A CTM which has not been put to genuine use in the Community within five years of the registration date can be revoked on the grounds of non-use.

A joint statement issued by the EU Council and Commission before the CTM system was launched said that use of a CTM in a single member statecould amount to genuine use. However, in ONEL it was argued that allowing a potentially indefinite exclusive right in 27 countries when there is, in fact, only use in one is an abuse of the CTM system. This argument has been rejected.

Back to square one?

The CJEU reiterated that an important factor in the assessment of genuine use is whether the trade mark is being used for the purpose of maintaining or creating market share. An analysis of the relevant market of the goods or services covered by the CTM is therefore necessary.
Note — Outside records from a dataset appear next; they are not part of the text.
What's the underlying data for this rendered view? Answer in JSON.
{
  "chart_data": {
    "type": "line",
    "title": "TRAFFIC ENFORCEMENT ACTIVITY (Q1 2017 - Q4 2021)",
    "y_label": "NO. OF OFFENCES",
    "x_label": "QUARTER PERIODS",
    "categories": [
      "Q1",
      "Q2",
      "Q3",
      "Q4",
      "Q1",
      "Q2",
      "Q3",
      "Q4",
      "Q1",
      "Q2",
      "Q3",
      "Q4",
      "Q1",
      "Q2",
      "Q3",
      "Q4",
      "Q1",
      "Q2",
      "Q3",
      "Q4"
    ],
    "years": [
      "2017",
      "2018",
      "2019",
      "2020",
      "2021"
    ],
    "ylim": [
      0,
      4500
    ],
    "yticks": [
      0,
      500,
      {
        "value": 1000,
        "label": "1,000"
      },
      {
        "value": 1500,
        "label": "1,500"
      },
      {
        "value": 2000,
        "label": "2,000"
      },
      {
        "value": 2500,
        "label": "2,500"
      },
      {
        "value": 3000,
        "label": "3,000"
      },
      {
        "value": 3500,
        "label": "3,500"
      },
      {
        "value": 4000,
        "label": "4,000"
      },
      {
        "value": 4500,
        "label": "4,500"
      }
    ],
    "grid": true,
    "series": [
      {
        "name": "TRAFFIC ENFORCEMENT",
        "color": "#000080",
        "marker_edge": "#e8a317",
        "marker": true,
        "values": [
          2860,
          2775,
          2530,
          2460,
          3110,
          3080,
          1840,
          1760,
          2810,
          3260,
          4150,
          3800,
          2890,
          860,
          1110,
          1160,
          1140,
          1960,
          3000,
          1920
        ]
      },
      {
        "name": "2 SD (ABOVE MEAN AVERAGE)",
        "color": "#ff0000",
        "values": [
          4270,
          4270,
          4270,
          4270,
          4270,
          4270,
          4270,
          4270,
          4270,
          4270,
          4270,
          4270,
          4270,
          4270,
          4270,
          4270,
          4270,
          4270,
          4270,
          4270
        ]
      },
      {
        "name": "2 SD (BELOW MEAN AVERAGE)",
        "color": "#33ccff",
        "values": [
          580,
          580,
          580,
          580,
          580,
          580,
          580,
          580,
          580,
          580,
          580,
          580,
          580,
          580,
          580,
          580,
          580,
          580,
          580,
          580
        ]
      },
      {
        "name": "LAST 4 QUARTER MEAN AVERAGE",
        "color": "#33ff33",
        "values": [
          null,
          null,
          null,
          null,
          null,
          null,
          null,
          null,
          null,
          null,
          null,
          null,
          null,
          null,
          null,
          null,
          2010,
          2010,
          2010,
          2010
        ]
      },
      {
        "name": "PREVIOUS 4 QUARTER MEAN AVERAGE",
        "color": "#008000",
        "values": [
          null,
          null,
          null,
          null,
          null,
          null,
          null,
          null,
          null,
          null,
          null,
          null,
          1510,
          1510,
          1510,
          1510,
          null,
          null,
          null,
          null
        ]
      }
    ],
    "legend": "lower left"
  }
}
As in previous cases, the CJEU has avoided setting a clear rule regarding what constitutes genuine use; all relevant factors must be assessed. The clear message from the case is that national borders are not relevant, but in refusing to definitively set out the conditions that must be satisfied, we are, in a sense, back to where we started.

The case makes some suggestion that CTMs are different from national marks in terms of what is expected of their use. We would not be surprised if this aspect of the ONEL decision resurfaces in future cases.